Today, the Williams Institute at UCLA School of Law released a separate report on the legal and legislative history of HIV criminalization in Ohio and key trends in the broad enforcement of the state’s HIV-related criminal laws. While different in scope, their report similarly shows a disproportionate impact of HIV criminalization on women and Black Ohioans and a high concentration of enforcement in Cuyahoga County and other counties.

Ohio based LGBTQ+ focused news outlet, The Buckeye Flame also released two pieces of coverage today, one discussing the report and one discussing the laws.*

Ohio is one of many states with laws that specifically criminalize people living with HIV due to their HIV status, including for activities that present little to no risk of transmission of the virus.

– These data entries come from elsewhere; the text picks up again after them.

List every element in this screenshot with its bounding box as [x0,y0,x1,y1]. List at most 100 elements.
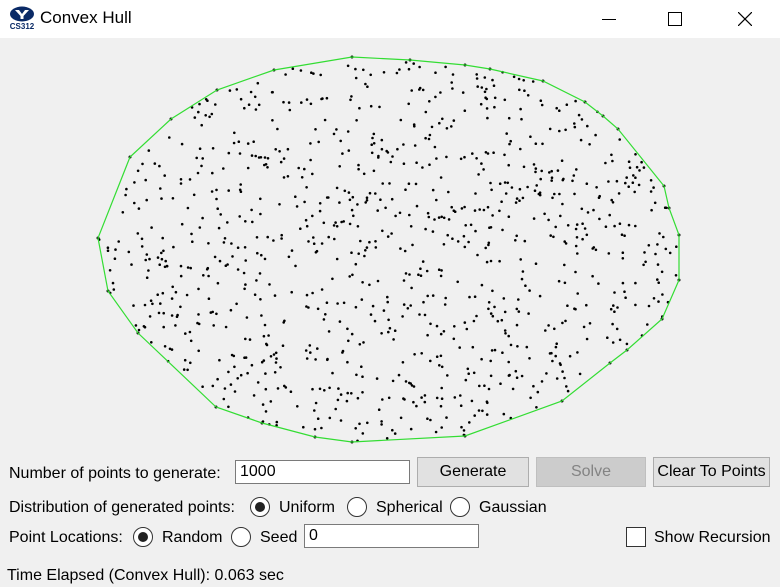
point [510,186,514,189]
point [435,157,438,160]
point [578,372,582,376]
close-button[interactable] [722,0,768,38]
point [418,65,421,69]
point [627,185,630,188]
point [431,230,435,233]
num-points-input[interactable] [235,460,410,484]
point [489,181,492,185]
point [489,259,493,263]
point [275,420,279,424]
point [287,101,291,104]
point [504,332,507,335]
point [475,314,478,318]
point [149,299,153,303]
point [409,304,413,307]
point [496,319,500,323]
show-recursion-checkbox[interactable] [626,527,646,547]
point [450,205,454,209]
point [236,377,239,380]
point [274,361,278,364]
point [420,352,424,355]
point [216,207,219,210]
point [351,273,354,277]
gaussian-radio[interactable] [450,497,470,517]
generate-button[interactable]: Generate [417,457,529,487]
point [279,160,283,164]
point [478,208,482,211]
point [642,166,646,169]
point [598,194,601,198]
point [652,186,655,189]
point [335,186,339,190]
point [544,329,547,332]
point [618,338,622,342]
minimize-icon [602,19,616,20]
point [360,298,364,301]
seed-radio[interactable] [231,527,251,547]
point [615,327,619,331]
point [211,384,215,388]
point [195,156,198,160]
spherical-radio[interactable] [347,497,367,517]
point [374,192,377,195]
point [253,293,257,296]
point [650,208,653,212]
point [433,218,436,221]
solve-button[interactable]: Solve [536,457,646,487]
point [186,368,189,372]
random-radio[interactable] [133,527,153,547]
point [140,237,144,241]
seed-label[interactable]: Seed [260,529,298,546]
point [291,67,295,70]
uniform-radio[interactable] [250,497,270,517]
maximize-button[interactable] [652,0,698,38]
point [305,186,308,189]
clear-to-points-button[interactable]: Clear To Points [653,457,770,487]
uniform-label[interactable]: Uniform [279,499,336,516]
point [480,86,484,89]
point [308,344,312,347]
point [445,416,448,419]
point [401,361,405,364]
point [434,430,438,434]
point [477,409,481,412]
point [463,155,466,159]
point [382,71,386,74]
point [526,185,529,189]
point [554,345,558,349]
minimize-button[interactable] [586,0,632,38]
point [482,208,486,212]
point [210,190,214,193]
seed-input[interactable] [304,524,479,548]
point [232,354,236,358]
gaussian-label[interactable]: Gaussian [479,499,547,516]
point [224,325,228,329]
point [168,347,172,351]
point [386,235,390,238]
show-recursion-label[interactable]: Show Recursion [654,529,771,546]
point [493,96,497,100]
point [572,174,576,177]
point [425,269,429,273]
point [498,259,501,263]
point [439,332,443,336]
point [238,152,242,155]
point [566,224,570,227]
point [186,266,190,269]
point [198,102,201,106]
random-label[interactable]: Random [162,529,223,546]
point [318,387,322,391]
point [564,242,568,245]
point [147,149,151,152]
spherical-label[interactable]: Spherical [376,499,443,516]
point [333,237,336,241]
point [440,269,443,272]
point [243,246,247,249]
point [463,321,467,324]
point [548,171,551,174]
point [581,237,584,241]
point [106,249,110,252]
point [532,217,536,220]
point [594,133,597,137]
point [462,429,466,432]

There has been a growing movement in Ohio and nationally to modernize these laws to reflect accurate science about how HIV is acquired and transmitted. 

Read the report here.


Equality Ohio identifies and transforms systems and institutions so LGBTQ+ Ohioans can fully access legal and lived equality.

OHMM mobilizes a broad coalition, including individuals and communities who are disproportionately impacted by HIV, to replace fear-based, stigmatizing laws that criminalize HIV status with evidence-based, nondiscriminatory laws that protect public health.

*this sentence has been updated on 2/28 at 12:30 pm.